PredNTS: Improved and Robust Prediction of Nitrotyrosine Sites by Integrating Multiple Sequence Features.

Department of Bioscience and Bioinformatics, Kyushu Institute of Technology, 680-4 Kawazu, Iizuka, Fukuoka 820-8502, Japan. WHO Collaborating Centre on eHealth, UNSW Digital Health, School of Public Health and Community Medicine, Faculty of Medicine, UNSW Sydney, Sydney, NSW 2052, Australia. Center of Data Mining and Biomedical Informatics, Faculty of Medical Technology, Mahidol University, Bangkok 10700, Thailand. Japan Society for the Promotion of Science, 5-3-1 Kojimachi, Chiyoda-ku, Tokyo 102-0083, Japan.

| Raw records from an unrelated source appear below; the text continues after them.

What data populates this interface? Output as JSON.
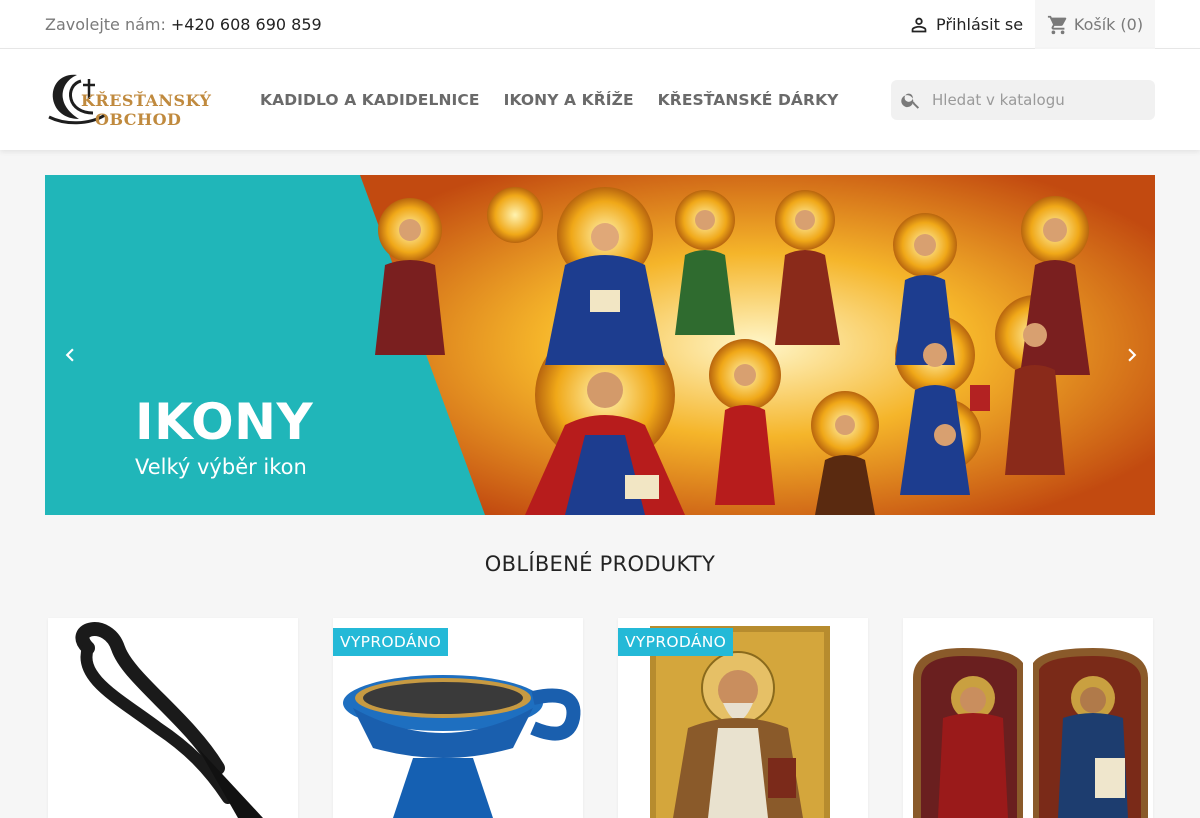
{
  "topbar": {
    "contact_label": "Zavolejte nám:",
    "phone": "+420 608 690 859",
    "signin_label": "Přihlásit se",
    "cart_label": "Košík",
    "cart_count": "(0)"
  },
  "header": {
    "logo_line1": "KŘESŤANSKÝ",
    "logo_line2": "OBCHOD",
    "nav": [
      {
        "label": "KADIDLO A KADIDELNICE"
      },
      {
        "label": "IKONY A KŘÍŽE"
      },
      {
        "label": "KŘESŤANSKÉ DÁRKY"
      }
    ],
    "search_placeholder": "Hledat v katalogu",
    "search_value": ""
  },
  "banner": {
    "title": "IKONY",
    "subtitle": "Velký výběr ikon",
    "accent_color": "#20b6b9"
  },
  "section": {
    "title": "OBLÍBENÉ PRODUKTY"
  },
  "products": [
    {
      "badge": ""
    },
    {
      "badge": "VYPRODÁNO"
    },
    {
      "badge": "VYPRODÁNO"
    },
    {
      "badge": ""
    }
  ],
  "colors": {
    "badge": "#24b9d7",
    "logo_gold": "#c08a3e"
  }
}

International journal of molecular sciences. 2021;(5)
Full text from:

Abstract

Nitrotyrosine, which is generated by numerous reactive nitrogen species, is a type of protein post-translational modification. Identification of site-specific nitration modification on tyrosine is a prerequisite to understanding the molecular function of nitrated proteins. Thanks to the progress of machine learning, computational prediction can play a vital role before the biological experimentation. Herein, we developed a computational predictor PredNTS by integrating multiple sequence features including K-mer, composition of k-spaced amino acid pairs (CKSAAP), AAindex, and binary encoding schemes. The important features were selected by the recursive feature elimination approach using a random forest classifier. Finally, we linearly combined the successive random forest (RF) probability scores generated by the different, single encoding-employing RF models. The resultant PredNTS predictor achieved an area under a curve (AUC) of 0.910 using five-fold cross validation. It outperformed the existing predictors on a comprehensive and independent dataset. Furthermore, we investigated several machine learning algorithms to demonstrate the superiority of the employed RF algorithm. The PredNTS is a useful computational resource for the prediction of nitrotyrosine sites. The web-application with the curated datasets of the PredNTS is publicly available.